Fall 2020 Schedule
Because of the COVID-19 Pandemic, all Writers Forum events for the Fall ’20 semester will be held remotely. A link to the live-streamed events will be posted to the Writers Forum webpage.
Thanks for your interest and support. Stay safe. Read books.
Sejal Shah
Creative Nonfiction
SEPTEMBER 23, 6:30PM
SEJAL SHAH IS THE AUTHOR OF THE DEBUT ESSAY COLLECTION, THIS IS ONE WAY TO DANCE (UNIVERSITY OF GEORGIA PRESS). HER STORIES AND ESSAYS HAVE APPEARED IN BREVITY, CONJUNCTIONS, THE KENYON REVIEW ONLINE, AND THE RUMPUS. SHE TEACHES IN THE RAINIER WRITING WORKSHOP LOW-RESIDENCY MFA PROGRAM AT PACIFIC LUTHERAN UNIVERSITY AND LIVES IN ROCHESTER, NEW YORK.
Al Abonado
Poetry
OCTOBER 7, 6:30PM
Albert Abonado lives in Rochester, NY, and teaches creative writing at SUNY Geneseo. His poems have appeared in such journals as The Colorado Review, Pleiades, and The Margins. He hosts the poetry radio show Flour City Yawp on WAYO 104.3FM. Jaw is his first poetry collection.
Alison C. Rollins
Poetry
OCTOBER 21, 6:30PM
Alison C. Rollins works as the Lead Teaching and Learning Librarian for Colorado College.

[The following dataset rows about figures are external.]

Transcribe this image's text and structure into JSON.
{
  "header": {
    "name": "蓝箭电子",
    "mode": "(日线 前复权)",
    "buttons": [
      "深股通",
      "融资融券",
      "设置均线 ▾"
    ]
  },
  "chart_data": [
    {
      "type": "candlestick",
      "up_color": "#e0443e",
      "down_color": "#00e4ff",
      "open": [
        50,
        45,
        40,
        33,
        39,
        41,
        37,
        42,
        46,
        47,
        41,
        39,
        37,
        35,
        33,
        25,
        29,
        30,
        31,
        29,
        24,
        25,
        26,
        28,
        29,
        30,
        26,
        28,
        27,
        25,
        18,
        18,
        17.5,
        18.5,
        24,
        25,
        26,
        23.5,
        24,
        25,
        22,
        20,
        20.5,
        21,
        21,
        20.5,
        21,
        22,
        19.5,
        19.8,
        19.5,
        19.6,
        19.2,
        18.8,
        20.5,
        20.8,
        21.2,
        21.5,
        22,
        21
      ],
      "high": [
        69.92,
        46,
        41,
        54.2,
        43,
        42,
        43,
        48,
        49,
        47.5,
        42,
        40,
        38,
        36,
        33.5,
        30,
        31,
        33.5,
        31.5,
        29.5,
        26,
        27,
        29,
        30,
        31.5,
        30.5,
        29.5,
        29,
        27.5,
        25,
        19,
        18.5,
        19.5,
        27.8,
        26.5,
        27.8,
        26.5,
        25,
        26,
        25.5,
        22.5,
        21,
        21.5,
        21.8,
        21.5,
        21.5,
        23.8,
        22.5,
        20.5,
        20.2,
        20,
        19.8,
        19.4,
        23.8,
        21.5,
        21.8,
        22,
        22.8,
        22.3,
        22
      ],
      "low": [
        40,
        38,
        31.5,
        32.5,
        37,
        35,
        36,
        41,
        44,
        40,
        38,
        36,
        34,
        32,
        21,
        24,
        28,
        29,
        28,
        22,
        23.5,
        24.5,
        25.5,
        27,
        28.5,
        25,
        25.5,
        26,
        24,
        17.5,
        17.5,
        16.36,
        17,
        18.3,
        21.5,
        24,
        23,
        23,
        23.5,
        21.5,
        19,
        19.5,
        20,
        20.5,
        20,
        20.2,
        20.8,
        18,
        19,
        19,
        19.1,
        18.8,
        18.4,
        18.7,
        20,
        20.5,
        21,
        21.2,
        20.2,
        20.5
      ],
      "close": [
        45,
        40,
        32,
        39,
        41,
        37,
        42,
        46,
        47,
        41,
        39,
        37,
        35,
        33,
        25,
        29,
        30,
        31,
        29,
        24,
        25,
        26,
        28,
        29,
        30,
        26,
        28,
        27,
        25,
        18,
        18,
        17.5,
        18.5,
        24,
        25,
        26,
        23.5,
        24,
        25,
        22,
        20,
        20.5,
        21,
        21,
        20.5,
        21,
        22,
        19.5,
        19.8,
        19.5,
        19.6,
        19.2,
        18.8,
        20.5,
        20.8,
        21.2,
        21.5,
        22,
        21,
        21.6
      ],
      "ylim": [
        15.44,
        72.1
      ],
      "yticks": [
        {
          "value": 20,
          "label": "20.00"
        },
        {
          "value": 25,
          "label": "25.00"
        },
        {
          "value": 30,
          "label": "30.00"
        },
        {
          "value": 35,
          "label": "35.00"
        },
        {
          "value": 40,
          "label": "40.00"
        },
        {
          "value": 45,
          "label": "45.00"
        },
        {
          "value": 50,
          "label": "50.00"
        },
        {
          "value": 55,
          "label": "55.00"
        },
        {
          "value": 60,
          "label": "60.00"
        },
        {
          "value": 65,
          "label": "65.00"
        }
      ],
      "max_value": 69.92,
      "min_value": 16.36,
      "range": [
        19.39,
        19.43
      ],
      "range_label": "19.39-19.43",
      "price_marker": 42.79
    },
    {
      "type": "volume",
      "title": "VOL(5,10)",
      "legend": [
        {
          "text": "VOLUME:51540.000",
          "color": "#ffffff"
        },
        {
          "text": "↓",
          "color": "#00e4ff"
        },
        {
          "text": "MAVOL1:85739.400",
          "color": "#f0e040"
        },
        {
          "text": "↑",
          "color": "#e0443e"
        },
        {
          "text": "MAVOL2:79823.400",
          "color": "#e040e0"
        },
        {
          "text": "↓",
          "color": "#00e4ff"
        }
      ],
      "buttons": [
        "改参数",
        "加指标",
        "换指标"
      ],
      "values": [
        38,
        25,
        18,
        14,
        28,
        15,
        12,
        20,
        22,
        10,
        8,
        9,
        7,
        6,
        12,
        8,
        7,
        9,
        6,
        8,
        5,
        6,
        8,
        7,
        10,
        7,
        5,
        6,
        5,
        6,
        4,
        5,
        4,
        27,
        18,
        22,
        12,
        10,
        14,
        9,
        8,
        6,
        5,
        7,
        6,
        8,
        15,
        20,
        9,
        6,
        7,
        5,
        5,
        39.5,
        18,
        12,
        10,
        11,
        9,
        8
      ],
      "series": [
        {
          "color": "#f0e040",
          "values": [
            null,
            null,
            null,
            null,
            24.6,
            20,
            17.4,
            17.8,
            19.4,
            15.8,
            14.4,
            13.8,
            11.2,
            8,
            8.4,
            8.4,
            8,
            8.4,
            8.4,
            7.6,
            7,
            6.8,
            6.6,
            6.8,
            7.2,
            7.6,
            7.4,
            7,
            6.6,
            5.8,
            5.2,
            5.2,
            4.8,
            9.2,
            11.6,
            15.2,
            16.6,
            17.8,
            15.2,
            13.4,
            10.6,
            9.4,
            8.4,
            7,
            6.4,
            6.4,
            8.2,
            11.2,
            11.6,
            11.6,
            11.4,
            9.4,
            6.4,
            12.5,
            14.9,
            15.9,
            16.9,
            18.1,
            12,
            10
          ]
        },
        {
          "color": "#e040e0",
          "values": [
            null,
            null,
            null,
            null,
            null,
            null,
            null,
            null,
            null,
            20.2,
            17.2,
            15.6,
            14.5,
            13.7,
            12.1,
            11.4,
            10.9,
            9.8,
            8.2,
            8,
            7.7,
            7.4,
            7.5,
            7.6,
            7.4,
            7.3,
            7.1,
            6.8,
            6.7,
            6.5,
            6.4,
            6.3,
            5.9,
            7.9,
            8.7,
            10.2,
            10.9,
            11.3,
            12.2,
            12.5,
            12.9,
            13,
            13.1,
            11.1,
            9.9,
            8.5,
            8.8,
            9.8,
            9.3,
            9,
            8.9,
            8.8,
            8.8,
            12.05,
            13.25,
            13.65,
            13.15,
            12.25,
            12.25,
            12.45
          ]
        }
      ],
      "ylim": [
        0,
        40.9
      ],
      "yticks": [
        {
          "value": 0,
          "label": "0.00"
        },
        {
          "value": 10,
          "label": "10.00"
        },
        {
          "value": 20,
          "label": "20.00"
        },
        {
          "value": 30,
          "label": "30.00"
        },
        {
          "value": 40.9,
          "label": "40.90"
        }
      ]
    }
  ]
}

She also teaches at Pacific Northwest College of Art’s Low-Residency MFA. Among Rollins’s honors are the Poetry Foundation’s Ruth Lilly and Dorothy Sargent Rosenberg Fellowships and the Rona Jaffe Writers’ Award. Her debut poetry collection is Library of Small Catastrophes (Copper Canyon Press).
Joanna Scott
Fiction
NOVEMBER 4, 6:30PM
Joanna Scott is the author of twelve books, including the novels Arrogance, Tourmaline, and Careers for Women, and the story collection, Everybody Loves Somebody. Her awards include MacArthur and Guggenheim Fellowships, and a Lannan Literary Award, Her novel, The Manikin, was a finalist for the Pulitzer Prize. A new collection of stories, Excuse Me While I Disappear, is forthcoming from Little, Brown in 2021.
Carolyn Forché
Poet, Memoir
NOVEMBER 18, 6:30PM
Carolyn Forché’s reading is sponsored by the Earl Ingersoll Family Foundation
Carolyn Forché is the author of many poetry collections, including, Gathering the Tribes, The Country Between Us, and Blue Hour. Her most recent collection is In the Lateness of the World. She is also the author of the memoir What You Have Heard Is True, nominated for the 2019 National Book Award. Her famed international anthology, Against Forgetting, was praised by Nelson Mandela as “itself a blow against tyranny, against prejudice, against injustice,” In 1998, Forché received the Edita and Ira Morris Hiroshima Foundation for Peace and Culture Award for her human rights advocacy and the preservation of memory and culture.